Учитель фехтования - Артуро Перес-Риверте
Шрифт:
Интервал:
Закладка:
Карселес снова подскочил, словно его ужалили.
– Вы хотите сказать, Пуйчмолтехо? <Пуйчмолтехо – презрительное прозвище принца Альфонсо, сына Изабеллы II: существовала версия, что его отцом является некий капитан Энрике Пуйч Молто.> Как бы не так, сеньор Риосеко! Хватит Бурбонов. Кончено! Sic transit gloria borbonica <Так проходит слава Бурбонов (лат), от sic transit gloria mundi (лат.) – так проходит слава мирская.> и так далее. Достаточно мы, испанцы, натерпелись от Бурбона-деда и от Бурбонши-матери <Имеются в виду Фердинанд VII (1784 – 1833) и Мария Кристина де Бурбон (1806 – 1878), родители Изабеллы II.>. О папаше я, так уж и быть, умолчу за недостатком доказательств.
Вкрадчиво, как вышколенный клерк, в разговор вступил Антонио Карреньо: его такт и выдержка всегда помогали ему чувствовать себя комфортно в любой, даже самой рискованной ситуации.
– Думаю, дон Лукас, вы не станете отрицать, что последняя капля переполнила сосуд терпения испанского народа. Дворцовые перевороты, устроенные, кстати, самой же Изабеллой, происходили по причинам, от которых покраснел бы даже самый бывалый волокита.
– Клевета!
– Клевета это или нет, но мы, члены ложи, считаем, что эти господа вышли за рамки допустимого...
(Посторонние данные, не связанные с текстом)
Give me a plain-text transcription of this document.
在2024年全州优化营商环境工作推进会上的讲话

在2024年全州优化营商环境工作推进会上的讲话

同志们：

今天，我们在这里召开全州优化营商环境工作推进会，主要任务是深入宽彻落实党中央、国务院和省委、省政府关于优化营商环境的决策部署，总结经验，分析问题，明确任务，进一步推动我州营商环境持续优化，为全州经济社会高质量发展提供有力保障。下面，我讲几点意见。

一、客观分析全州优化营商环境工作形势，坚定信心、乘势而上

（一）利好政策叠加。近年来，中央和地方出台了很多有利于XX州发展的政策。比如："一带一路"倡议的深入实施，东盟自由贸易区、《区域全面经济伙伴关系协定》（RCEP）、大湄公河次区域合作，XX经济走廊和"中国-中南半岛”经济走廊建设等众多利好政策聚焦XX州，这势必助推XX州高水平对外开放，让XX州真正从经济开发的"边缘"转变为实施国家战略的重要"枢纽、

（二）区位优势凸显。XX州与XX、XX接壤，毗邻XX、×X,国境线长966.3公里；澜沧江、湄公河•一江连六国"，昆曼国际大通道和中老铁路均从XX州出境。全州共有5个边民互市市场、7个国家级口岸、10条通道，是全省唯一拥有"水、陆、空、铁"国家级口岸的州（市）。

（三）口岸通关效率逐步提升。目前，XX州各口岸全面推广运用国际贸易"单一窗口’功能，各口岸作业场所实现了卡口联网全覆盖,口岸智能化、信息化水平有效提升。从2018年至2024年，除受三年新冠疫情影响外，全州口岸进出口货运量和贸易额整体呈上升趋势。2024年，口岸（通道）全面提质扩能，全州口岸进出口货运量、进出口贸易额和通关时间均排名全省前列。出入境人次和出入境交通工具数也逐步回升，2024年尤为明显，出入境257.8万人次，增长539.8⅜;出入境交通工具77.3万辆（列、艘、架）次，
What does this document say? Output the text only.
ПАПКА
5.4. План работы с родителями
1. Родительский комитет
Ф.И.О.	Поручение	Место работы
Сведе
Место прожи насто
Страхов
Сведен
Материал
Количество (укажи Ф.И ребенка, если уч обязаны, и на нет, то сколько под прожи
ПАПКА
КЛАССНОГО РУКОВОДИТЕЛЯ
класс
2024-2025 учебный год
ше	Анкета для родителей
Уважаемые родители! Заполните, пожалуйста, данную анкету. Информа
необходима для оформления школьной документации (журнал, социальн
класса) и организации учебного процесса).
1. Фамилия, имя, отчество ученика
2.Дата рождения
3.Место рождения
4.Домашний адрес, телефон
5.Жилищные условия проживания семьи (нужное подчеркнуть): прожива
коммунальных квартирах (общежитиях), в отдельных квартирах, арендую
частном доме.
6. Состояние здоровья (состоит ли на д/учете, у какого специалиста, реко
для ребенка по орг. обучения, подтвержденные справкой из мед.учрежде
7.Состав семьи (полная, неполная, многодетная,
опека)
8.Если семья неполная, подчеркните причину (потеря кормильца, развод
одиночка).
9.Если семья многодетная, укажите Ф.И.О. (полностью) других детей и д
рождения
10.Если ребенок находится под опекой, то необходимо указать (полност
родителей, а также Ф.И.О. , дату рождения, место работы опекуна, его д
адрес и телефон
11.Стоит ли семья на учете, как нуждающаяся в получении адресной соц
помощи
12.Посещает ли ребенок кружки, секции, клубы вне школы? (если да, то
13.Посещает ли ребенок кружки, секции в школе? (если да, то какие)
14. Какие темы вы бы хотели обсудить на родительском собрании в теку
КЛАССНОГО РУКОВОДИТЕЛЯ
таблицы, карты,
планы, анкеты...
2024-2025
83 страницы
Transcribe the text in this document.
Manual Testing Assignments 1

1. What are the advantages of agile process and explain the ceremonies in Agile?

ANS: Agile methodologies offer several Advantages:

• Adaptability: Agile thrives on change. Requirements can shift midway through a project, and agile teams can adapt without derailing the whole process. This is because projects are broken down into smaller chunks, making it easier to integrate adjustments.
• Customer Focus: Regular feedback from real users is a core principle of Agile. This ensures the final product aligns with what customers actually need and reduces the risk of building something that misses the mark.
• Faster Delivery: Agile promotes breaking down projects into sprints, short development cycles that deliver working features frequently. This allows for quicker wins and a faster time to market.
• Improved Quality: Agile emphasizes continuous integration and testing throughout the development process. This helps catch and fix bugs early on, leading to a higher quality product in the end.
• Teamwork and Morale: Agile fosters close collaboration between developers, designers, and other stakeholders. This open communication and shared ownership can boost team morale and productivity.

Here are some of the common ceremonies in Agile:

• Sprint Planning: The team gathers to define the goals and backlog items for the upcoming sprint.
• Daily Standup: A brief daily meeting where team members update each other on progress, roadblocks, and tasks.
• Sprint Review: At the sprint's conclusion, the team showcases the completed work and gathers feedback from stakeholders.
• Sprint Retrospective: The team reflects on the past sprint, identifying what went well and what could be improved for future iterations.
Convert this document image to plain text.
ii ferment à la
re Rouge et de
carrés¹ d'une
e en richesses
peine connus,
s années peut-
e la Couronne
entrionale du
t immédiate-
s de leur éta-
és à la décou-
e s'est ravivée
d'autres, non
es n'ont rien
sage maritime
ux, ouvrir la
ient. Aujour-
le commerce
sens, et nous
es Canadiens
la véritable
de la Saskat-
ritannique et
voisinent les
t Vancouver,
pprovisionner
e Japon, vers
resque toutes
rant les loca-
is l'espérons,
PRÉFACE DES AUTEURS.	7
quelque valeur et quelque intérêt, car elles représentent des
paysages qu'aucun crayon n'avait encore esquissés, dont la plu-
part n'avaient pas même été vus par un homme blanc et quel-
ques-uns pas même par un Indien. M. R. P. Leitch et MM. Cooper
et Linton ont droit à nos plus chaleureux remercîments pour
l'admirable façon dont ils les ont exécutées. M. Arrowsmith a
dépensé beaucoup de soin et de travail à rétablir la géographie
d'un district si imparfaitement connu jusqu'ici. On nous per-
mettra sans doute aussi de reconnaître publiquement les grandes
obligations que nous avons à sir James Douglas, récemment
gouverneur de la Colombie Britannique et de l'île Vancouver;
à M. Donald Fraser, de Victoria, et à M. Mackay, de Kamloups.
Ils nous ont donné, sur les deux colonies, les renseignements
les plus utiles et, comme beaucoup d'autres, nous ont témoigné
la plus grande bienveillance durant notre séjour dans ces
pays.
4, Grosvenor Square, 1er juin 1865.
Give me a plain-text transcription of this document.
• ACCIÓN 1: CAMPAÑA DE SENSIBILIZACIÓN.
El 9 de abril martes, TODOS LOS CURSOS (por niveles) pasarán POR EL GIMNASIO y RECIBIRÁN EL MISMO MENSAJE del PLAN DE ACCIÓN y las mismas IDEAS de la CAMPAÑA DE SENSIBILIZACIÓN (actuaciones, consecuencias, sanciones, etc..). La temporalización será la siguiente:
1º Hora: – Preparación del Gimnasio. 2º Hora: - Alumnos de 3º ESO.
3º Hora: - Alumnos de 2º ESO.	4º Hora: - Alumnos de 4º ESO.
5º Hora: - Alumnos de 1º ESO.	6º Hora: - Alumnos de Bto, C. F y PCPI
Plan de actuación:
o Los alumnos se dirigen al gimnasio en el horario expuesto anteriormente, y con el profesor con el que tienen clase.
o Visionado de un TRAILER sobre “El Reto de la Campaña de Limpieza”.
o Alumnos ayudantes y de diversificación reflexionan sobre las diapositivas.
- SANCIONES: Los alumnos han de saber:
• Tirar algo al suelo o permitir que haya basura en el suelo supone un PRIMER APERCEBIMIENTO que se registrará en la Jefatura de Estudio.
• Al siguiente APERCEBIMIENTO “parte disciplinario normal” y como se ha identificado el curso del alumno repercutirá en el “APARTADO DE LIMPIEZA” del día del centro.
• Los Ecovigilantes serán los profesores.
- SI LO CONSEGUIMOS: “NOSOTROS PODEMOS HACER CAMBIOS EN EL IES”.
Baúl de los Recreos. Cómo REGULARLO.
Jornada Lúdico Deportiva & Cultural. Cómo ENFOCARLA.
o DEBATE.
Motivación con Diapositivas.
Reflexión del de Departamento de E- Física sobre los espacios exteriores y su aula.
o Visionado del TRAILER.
В пылу защиты монархии лицо дона Лукаса зарделось. Отстаивая свои пошатнувшиеся позиции под насмешливым оком Карселеса, он умоляюще посмотрел на дона Хайме, надеясь хоть в нем найти поддержку.
– Вы слышите, что они говорят, дон Хайме! Вмешайтесь, ради бога! Вы же такой рассудительный человек!
Дон Хайме, невозмутимо помешивая ложечкой кофе, пожал плечами.
– Мое дело – фехтование, дон Лукас.
– Фехтование? Кто же думает о фехтовании, когда монархия в опасности?
Марселино Ромеро, учителю музыки, внезапно стало жаль загнанного в угол дона Лукаса. Положив на тарелку недоеденную гренку, он пустился рассуждать о симпатии, которую королева вызывала в народе: да и кто осмелился бы отрицать этот общеизвестный факт? Его рассуждения прервал язвительный смешок Карреньо. Агапито Карселес обрушил на пианиста бурные потоки негодования:
– Царствующей особе, дорогой мой, одной симпатии маловато! – воскликнул он. – Монарх должен быть патриотом. – Он искоса взглянул на дона Лукаса, прибавив:
– И человеком с совестью.
– Звучит неплохо, – насмешливо добавил Карреньо.
Дон Лукас ударил в пол тростью, теряя самообладание перед столь вопиющим нахальством.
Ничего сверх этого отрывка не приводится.